Implementation is key
But being an SDG hub also brings with it an obligation, since it is part of UNAI’s goal of establishing measures to counter the negative effects of climate change. The SDGs are part of the UN’s Agenda for Sustainable Development, which should be achieved by 2030.
As a UNAI hub, the University of Zurich is thus called upon to apply its academic competence in the field of climate change. According to Veruska Muccione, this primarily means strengthening the resilience and adaptability of countries all over the world, improving the understanding and awareness of climate change, and recommending political measures and action plans.

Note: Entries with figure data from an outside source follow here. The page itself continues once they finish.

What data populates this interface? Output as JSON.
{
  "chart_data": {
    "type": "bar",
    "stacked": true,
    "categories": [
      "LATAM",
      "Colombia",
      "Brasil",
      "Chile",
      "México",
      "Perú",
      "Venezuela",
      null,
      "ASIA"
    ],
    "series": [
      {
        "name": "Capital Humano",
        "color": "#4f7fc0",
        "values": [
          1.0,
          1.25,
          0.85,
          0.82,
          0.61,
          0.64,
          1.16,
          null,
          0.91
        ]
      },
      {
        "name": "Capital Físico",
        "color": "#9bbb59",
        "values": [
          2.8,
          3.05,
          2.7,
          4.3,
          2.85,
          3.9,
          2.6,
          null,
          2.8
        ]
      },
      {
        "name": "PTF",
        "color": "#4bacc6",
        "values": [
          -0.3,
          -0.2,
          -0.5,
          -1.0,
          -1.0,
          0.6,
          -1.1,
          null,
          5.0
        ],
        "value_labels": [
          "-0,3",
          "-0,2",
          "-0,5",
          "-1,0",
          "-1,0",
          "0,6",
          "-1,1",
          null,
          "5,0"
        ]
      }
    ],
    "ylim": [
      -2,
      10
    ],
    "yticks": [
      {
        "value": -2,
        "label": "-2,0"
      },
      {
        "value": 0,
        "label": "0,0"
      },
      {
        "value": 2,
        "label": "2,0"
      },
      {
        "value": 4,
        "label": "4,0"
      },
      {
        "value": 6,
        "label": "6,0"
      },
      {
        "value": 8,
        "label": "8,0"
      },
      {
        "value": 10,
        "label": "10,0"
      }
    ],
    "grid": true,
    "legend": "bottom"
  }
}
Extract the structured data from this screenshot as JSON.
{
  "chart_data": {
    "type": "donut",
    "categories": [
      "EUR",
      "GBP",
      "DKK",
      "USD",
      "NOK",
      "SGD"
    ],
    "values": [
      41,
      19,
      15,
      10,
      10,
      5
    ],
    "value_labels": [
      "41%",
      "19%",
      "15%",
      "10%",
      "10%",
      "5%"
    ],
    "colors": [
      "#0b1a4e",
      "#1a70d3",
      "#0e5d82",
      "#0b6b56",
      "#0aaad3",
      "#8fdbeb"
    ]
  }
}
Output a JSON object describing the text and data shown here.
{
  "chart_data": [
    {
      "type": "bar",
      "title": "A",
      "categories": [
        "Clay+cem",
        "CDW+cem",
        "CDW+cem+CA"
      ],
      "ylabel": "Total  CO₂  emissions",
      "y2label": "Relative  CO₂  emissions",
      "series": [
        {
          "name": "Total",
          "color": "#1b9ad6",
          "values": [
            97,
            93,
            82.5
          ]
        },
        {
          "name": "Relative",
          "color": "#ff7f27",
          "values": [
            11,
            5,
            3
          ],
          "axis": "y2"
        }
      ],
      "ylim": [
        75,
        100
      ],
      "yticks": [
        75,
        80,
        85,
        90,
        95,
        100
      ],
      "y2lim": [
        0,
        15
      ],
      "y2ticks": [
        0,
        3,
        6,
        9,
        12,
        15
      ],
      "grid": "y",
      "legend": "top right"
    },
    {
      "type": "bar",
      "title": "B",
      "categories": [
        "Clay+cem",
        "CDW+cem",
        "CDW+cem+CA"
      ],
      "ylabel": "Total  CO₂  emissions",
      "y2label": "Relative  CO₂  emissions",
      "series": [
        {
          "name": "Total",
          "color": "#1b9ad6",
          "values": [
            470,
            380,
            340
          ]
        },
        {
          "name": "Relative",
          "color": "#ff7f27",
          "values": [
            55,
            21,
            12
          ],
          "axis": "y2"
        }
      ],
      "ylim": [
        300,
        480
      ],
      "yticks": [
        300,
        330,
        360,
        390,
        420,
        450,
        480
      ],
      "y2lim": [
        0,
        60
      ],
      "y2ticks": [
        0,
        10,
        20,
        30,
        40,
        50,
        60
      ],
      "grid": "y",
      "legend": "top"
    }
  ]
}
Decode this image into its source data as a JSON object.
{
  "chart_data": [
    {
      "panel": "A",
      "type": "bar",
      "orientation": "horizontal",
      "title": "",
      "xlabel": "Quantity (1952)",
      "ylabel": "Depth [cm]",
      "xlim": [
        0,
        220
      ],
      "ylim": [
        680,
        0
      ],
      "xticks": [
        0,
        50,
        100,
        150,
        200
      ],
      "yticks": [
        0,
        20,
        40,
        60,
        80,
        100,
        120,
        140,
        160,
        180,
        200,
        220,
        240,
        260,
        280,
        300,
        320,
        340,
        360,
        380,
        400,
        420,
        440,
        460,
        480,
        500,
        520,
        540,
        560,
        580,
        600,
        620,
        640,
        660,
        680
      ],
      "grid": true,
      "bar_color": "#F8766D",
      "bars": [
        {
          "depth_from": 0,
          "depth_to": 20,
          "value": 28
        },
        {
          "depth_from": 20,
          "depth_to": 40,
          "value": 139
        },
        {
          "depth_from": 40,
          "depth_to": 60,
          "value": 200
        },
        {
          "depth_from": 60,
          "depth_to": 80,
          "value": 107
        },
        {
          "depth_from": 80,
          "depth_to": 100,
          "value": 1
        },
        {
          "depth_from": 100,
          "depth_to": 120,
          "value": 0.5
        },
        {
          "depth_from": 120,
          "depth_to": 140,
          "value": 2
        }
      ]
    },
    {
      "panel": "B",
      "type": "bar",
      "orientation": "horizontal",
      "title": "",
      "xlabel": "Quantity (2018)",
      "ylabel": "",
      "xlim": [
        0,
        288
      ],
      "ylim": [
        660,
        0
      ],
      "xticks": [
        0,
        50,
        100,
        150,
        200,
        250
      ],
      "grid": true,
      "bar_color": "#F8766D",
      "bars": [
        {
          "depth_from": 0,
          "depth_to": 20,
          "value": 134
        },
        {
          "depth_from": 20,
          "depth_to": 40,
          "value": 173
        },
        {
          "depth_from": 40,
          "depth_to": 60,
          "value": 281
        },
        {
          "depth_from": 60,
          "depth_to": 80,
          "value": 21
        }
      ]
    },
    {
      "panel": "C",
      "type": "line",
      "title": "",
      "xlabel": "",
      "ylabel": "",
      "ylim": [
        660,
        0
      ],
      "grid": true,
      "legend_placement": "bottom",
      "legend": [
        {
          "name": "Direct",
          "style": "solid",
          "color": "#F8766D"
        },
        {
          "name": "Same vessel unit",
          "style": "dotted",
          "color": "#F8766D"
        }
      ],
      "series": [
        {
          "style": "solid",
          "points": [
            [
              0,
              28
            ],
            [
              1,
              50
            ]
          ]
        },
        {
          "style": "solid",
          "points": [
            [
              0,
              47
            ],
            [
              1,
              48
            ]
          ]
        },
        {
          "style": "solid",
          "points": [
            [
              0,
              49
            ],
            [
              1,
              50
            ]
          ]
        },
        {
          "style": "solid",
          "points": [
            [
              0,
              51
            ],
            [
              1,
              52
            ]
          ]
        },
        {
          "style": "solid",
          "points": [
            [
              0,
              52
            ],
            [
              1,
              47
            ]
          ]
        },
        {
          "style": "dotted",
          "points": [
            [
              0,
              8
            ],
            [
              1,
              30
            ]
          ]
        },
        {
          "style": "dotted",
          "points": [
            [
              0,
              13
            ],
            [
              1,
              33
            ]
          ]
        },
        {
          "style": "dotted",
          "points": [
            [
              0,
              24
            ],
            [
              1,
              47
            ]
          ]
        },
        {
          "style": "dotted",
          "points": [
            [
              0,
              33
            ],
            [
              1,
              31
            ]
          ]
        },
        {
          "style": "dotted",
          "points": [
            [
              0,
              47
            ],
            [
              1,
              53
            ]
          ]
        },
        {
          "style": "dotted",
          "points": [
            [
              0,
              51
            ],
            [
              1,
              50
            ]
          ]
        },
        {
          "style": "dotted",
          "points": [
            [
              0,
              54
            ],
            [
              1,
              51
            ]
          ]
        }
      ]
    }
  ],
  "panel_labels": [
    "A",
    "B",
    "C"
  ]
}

The climate researcher, who is a colleague of glaciologist Christian Huggel (UZH News, 17 September 2018), specializes in climate change impacts, risks and adaptation. She has several years of experience in the area and was nominated as lead author for the forthcoming Sixth Assessment Report by the Intergovernmental Panel on Climate Change (IPCC) Working Group II, which focuses on impacts, adaptation and vulnerability.
This past summer, among other things, she was a lecturer at an academy in Kathmandu, teaching graduate students and early career professionals about climate change and strategies for adapting to it. She believes that one of the defining characteristics of climate change is that it brings about far-reaching natural and socioeconomic changes, which can only be addressed by taking an interdisciplinary approach.
Muccione is convinced that the researchers at UZH have the expertise required to tackle these questions. This is why she and her fellow researchers will do their best to make sure that the UNAI hub for Climate Action will be a success story.